General Taheri is Baba’s flea-market friend and Soraya’s father. He has come from a place of privilege and importance, having held a high-level government position before the turmoil forced him from Afghanistan. He is a man of great pride and tradition, governed by self-importance and a stoic defense of his family and reputation. Like Baba, he has found himself in America displaced from the power and influence he once enjoyed. General Taheri wrestles under the weight of the life he left behind. Unable to adjust fully to his new reality in America, he collects government welfare checks, refusing to lower himself and take a job he deems beneath him.

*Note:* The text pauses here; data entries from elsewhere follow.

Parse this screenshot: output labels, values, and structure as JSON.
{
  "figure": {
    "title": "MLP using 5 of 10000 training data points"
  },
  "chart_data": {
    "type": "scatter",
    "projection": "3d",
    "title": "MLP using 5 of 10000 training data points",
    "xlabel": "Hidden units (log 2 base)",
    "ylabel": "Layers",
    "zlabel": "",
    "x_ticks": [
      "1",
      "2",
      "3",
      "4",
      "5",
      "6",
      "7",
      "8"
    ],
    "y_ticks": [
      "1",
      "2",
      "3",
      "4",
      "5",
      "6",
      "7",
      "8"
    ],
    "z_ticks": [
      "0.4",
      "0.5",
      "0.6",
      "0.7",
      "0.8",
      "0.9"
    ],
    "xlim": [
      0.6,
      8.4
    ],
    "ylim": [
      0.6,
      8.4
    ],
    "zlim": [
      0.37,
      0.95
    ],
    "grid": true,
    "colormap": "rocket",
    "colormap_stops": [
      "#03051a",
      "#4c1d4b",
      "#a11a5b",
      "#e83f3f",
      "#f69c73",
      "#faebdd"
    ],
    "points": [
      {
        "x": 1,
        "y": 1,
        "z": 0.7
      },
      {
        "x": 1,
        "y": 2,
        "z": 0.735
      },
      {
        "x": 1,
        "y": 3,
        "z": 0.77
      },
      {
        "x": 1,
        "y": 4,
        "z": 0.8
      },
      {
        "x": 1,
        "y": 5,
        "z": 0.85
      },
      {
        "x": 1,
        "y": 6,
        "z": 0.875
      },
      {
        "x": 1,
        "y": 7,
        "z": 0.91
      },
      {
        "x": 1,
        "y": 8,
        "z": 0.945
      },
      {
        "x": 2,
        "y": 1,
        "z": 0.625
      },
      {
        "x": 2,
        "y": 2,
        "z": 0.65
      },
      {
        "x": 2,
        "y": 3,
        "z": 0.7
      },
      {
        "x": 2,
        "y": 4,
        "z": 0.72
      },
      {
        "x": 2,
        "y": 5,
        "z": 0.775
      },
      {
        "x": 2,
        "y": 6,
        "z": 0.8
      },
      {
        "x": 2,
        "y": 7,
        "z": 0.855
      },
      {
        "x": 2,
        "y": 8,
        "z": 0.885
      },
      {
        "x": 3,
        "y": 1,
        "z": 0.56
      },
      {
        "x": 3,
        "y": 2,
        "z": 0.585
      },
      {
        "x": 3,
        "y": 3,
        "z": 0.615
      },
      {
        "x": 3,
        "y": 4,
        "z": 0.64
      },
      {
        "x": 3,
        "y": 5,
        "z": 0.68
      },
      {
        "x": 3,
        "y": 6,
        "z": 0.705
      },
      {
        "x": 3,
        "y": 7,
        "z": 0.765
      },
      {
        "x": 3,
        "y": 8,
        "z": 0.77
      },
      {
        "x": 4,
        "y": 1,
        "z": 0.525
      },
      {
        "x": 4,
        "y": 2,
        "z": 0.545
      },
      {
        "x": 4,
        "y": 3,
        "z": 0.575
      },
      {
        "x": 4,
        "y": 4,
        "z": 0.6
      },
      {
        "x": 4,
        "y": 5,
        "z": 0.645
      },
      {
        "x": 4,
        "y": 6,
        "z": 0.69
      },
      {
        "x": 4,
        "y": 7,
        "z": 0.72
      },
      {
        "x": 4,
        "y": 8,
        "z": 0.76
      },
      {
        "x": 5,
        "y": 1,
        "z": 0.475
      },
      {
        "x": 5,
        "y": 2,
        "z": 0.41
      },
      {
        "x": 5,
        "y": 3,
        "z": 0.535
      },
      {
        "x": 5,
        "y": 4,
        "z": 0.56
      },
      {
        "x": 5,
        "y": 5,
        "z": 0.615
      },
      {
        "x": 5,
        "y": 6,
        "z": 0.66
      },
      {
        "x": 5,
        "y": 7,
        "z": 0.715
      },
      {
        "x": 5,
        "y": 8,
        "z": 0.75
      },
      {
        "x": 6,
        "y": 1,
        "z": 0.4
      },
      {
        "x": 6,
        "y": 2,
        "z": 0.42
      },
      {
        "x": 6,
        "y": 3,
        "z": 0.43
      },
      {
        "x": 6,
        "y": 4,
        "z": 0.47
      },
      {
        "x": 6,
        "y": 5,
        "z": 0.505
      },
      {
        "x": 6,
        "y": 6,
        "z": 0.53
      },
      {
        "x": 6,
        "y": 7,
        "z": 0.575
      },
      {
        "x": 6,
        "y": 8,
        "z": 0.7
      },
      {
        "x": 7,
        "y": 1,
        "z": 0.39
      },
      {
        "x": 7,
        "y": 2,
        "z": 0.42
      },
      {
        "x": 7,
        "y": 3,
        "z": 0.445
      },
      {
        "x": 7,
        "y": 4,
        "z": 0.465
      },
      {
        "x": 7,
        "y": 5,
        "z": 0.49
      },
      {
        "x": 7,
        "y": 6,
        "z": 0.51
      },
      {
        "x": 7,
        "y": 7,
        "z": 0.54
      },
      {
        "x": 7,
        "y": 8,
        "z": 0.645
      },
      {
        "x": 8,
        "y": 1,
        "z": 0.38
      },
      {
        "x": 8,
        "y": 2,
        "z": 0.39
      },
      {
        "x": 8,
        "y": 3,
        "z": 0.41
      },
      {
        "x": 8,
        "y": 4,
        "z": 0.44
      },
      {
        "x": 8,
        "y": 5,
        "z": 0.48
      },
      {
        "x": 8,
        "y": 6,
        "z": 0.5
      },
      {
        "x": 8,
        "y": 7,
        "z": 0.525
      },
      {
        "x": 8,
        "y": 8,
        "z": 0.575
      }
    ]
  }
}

As a highly traditional Afghan man, General Taheri places great stock in how he is represented by his family. Specifically, he cares about the women in his life adhering to their designated roles. Soraya’s past sexual indiscretions have haunted him just as much as they have followed her, inflaming some of his harsher characteristics. He is hard, strong-willed, and at times cruel. There is an immovability in his character that makes connecting with Soraya difficult. Under it all, though, he is a man who deeply loves his daughter. Where he wrestles with pride and complacency in his professional pursuits, he leaps into action when he perceives that his family is threatened. This protective instinct is evidenced by his going out to rescue Soraya from the man she had run away to live with—an action that she later describes to Amir as having saved her life.